Quando se mergulha no coma, o corpo
dorme. Os membros, as articulações desmaiam como se perdessem a
vida. Para que não se cristalizem no lugar errado, é preciso que um
fisioterapeuta movimente os pés, as mãos, dia após dia. Não
fizeram com o menino do alto. Selaram seu destino com a displicência
com que a planície trata a cidade de cima. Não foi o acidente que
roubou a liberdade do menino. Não foi o traumatismo craniano que
retorceu seus pés. Foi crime.
Jamais passou pela cabeça do pai, da
mãe, gritar a infâmia infligida ao menino. Acontece com os do alto.
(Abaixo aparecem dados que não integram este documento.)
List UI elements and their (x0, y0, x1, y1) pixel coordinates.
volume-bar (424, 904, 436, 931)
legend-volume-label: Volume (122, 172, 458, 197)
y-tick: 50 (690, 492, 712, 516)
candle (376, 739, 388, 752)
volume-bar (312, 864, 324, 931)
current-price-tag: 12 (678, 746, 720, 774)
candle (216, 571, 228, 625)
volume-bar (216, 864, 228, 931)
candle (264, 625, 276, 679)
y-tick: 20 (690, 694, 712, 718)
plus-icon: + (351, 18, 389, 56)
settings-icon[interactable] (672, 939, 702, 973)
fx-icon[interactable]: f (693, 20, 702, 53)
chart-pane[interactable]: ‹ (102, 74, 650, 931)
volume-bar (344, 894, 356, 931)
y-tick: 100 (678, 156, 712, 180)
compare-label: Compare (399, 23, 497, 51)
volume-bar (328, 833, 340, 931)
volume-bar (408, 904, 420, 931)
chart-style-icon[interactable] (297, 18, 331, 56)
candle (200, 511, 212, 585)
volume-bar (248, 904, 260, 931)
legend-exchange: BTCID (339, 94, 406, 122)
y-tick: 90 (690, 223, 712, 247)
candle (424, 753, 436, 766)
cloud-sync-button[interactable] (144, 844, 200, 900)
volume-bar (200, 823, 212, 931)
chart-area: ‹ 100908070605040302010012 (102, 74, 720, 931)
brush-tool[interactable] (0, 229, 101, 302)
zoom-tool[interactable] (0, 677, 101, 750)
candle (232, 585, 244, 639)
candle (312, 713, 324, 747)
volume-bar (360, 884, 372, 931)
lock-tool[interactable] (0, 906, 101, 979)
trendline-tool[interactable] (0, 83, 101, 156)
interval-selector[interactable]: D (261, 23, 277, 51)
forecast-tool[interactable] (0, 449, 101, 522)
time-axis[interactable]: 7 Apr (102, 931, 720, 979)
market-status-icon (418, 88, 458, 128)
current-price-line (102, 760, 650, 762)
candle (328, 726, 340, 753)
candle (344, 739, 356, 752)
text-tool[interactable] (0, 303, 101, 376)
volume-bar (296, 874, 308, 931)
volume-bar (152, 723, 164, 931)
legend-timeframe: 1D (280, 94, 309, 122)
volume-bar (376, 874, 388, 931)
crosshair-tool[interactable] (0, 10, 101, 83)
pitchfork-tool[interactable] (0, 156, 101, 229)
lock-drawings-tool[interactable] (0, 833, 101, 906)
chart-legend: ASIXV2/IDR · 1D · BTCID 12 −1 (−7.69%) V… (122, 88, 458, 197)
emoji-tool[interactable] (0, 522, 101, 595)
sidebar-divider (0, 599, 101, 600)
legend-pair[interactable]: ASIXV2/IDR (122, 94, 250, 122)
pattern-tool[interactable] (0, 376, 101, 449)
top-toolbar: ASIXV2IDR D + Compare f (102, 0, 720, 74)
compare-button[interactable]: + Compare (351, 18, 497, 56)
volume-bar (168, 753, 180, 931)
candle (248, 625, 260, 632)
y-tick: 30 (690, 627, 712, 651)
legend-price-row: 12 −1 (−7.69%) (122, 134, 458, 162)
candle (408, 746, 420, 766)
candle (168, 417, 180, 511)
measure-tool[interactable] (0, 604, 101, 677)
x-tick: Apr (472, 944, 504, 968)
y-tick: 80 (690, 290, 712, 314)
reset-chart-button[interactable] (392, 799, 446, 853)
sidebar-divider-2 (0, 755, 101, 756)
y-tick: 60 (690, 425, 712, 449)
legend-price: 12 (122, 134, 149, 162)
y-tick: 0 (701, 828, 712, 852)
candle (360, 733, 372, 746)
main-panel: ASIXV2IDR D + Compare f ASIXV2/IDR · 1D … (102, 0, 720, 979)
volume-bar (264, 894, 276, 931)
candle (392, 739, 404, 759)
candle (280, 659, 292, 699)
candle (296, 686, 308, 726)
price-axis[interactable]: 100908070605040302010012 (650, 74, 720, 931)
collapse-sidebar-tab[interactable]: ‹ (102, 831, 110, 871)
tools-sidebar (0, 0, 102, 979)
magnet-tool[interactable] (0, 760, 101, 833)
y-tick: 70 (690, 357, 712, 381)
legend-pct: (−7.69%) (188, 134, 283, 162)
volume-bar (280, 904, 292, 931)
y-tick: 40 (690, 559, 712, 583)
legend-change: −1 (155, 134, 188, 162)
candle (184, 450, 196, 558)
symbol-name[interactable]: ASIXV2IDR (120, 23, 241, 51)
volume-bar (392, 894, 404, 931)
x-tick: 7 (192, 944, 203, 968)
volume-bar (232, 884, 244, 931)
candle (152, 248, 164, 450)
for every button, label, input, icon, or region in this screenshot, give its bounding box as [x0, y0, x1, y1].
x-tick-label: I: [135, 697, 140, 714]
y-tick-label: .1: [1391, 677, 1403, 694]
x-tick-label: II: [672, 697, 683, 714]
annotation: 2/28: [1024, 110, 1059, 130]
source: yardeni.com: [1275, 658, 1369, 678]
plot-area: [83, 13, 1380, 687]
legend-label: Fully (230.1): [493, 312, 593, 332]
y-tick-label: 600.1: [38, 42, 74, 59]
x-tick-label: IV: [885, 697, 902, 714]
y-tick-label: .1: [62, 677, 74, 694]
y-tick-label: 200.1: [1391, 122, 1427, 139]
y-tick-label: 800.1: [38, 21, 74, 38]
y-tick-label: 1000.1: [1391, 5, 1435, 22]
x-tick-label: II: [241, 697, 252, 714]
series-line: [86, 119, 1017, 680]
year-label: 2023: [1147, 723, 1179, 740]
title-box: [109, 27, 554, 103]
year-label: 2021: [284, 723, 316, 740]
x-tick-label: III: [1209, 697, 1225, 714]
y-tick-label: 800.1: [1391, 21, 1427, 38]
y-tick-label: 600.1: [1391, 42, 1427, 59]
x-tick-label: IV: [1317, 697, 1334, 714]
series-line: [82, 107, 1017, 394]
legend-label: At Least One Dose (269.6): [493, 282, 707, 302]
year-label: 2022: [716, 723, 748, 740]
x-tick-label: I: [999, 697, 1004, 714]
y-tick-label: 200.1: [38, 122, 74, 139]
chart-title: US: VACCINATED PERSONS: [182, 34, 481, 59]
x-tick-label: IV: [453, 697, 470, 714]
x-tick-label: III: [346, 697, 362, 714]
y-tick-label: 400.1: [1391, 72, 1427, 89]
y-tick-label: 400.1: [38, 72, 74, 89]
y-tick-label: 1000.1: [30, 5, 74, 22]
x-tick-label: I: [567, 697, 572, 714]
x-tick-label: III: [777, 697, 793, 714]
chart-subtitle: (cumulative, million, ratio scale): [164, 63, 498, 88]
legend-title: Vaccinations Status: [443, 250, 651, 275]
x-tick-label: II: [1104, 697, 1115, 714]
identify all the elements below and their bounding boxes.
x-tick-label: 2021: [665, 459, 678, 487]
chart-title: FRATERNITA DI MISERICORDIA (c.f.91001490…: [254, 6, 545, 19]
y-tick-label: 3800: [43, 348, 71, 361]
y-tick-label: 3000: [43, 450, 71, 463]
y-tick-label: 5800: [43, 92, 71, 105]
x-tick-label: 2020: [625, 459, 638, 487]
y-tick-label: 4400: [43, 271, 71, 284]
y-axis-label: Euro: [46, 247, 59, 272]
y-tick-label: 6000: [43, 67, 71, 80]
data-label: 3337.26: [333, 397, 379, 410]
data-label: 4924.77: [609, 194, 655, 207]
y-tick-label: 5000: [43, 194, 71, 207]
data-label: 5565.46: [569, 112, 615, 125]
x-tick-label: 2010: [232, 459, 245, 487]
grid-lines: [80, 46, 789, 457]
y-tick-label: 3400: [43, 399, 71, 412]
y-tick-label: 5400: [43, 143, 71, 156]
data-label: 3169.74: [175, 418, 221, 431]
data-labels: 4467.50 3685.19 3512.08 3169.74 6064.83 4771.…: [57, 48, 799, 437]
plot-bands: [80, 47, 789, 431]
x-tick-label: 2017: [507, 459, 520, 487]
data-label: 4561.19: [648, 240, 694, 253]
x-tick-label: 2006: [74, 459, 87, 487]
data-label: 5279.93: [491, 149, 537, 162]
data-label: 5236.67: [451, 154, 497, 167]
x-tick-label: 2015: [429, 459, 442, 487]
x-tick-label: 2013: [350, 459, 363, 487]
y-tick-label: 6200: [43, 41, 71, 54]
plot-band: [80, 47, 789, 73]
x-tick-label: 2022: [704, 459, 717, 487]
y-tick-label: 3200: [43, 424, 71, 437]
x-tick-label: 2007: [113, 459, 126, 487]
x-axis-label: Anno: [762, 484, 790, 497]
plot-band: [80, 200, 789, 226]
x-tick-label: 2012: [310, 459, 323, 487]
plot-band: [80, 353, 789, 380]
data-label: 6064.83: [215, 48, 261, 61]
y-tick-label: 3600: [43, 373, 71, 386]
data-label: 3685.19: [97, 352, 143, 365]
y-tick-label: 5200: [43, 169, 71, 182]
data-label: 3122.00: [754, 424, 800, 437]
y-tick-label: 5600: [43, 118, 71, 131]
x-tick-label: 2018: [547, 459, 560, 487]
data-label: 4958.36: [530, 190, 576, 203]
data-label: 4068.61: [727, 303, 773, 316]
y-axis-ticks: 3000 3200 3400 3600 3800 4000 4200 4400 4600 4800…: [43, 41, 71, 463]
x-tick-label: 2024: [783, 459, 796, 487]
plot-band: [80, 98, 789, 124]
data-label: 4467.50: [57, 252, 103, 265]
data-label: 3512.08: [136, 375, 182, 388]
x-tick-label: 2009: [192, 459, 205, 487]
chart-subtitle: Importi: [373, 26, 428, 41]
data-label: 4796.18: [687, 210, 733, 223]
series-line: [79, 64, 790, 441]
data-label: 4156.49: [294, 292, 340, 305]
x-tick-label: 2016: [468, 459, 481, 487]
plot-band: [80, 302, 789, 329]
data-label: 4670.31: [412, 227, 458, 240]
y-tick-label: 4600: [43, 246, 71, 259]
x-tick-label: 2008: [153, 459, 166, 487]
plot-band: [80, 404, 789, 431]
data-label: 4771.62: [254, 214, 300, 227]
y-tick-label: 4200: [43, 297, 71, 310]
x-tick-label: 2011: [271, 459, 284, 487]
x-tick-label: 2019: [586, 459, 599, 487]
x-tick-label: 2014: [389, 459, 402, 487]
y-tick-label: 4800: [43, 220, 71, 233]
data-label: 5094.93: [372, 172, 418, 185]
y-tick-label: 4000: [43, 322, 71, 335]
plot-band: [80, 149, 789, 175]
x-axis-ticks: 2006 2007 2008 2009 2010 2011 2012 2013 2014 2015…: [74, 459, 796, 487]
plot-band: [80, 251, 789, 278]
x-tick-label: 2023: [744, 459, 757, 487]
Arrancam sua voz ao nascer. Desculpam-se por existir. Cravam as unhas
em silencioso desespero a uma vida que escorre pelos dedos. Foi assim
com o menino. O pai pedreiro arranjou um cano velho, dobrou em forma
de triângulo, amarrou em uma borracha de soro e inventou um jeito de
o filho fazer fisioterapia. Grudou o pedaço de um cano de PVC junto
à cama, cortou uma garrafa de plástico em forma de funil e criou
uma maneira de o filho urinar com dignidade. O menino tanta força
fez, tanto se agarrou ao triângulo de cano, que venceu. Abriu a
garra da mão. Desenhou um guri do morro jogando futebol.
Todo o esforço do menino, porém, não
era suficiente para voar sobre o abismo da cidade. Ficou mais de um
ano sem ver o sol. A família conseguiu uma televisão das pequenas e
uma poltrona esburacada. A vida do menino se alternou entre a cama e
o sofá de sua cela sem janelas. A vida se resumiu à tela da TV.
Tudo o que restou de sua vida de menino foi encarcerado numa caixinha
de madeira ao lado do colchão. Bonecos de super-heróis de desenho
animado, uma revistinha dos Cavaleiros do Zodíaco, uma carteira com
o desenho da Mônica e do Cebolinha. E preciosas figurinhas de mulher
pelada.
Há menos de um mês aconteceu o que
raramente acontece. A enfermeira do posto de saúde descobriu o
menino. Horrorizou-se com a indecência cometida, com o tanto que lhe
roubaram. Aliou-se a ele. Uma luta invisível é travada agora duas
vezes por semana. O pai levanta o menino e o ajeita numa cadeira
velha, com um pedaço de pau pregado de cada lado. Faz isso com o
esforço de um Hércules subnutrido, movido por um amor poderoso. O
menino é grande, não porque bem alimentado, mas porque mesmo com
tanta fome engorda pela ausência de movimento. O pai pega uma cinta
velha e amarra o filho. Agarra a parte da frente, um primo levanta a
de trás. E começam a descida da cidade vertical.
Quando o pai raquítico carrega o filho
de pernas mortas pela escarpa de sua tragédia, o morro para e se
cala. Alpinistas da miséria, um passo em falso pode custar a vida.
Embaixo, a enfermeira espera. Ou o vizinho. Como não há ambulância
para levá-lo à fisioterapia, um e outro se alternam com seus
próprios carros. A cada vez o menino vai com o coração
descompassado, a cada vez que desce sonha que subirá com as próprias
pernas.
– Eu fecho os olhos e me vejo correndo
pelo morro. Penso que vai acontecer, mas não acontece.
É uma luta grande demais para um menino
que nasceu no lado errado da cidade. Tudo o que conseguiu é pouco.
Ainda são breves as escadarias. Enquanto acreditar no improvável há
uma chance. Enquanto suspirar por um videogame ainda resta nele algo
de menino. Por isso o povo se cala quando ele passa. Porque é só um
menino de pernas assassinadas. E sonha em construir uma ponte entre o
morro onde nasceu e a planície onde precisa chegar. É só um menino
de pernas mortas. E não desistiu de mudar o mundo.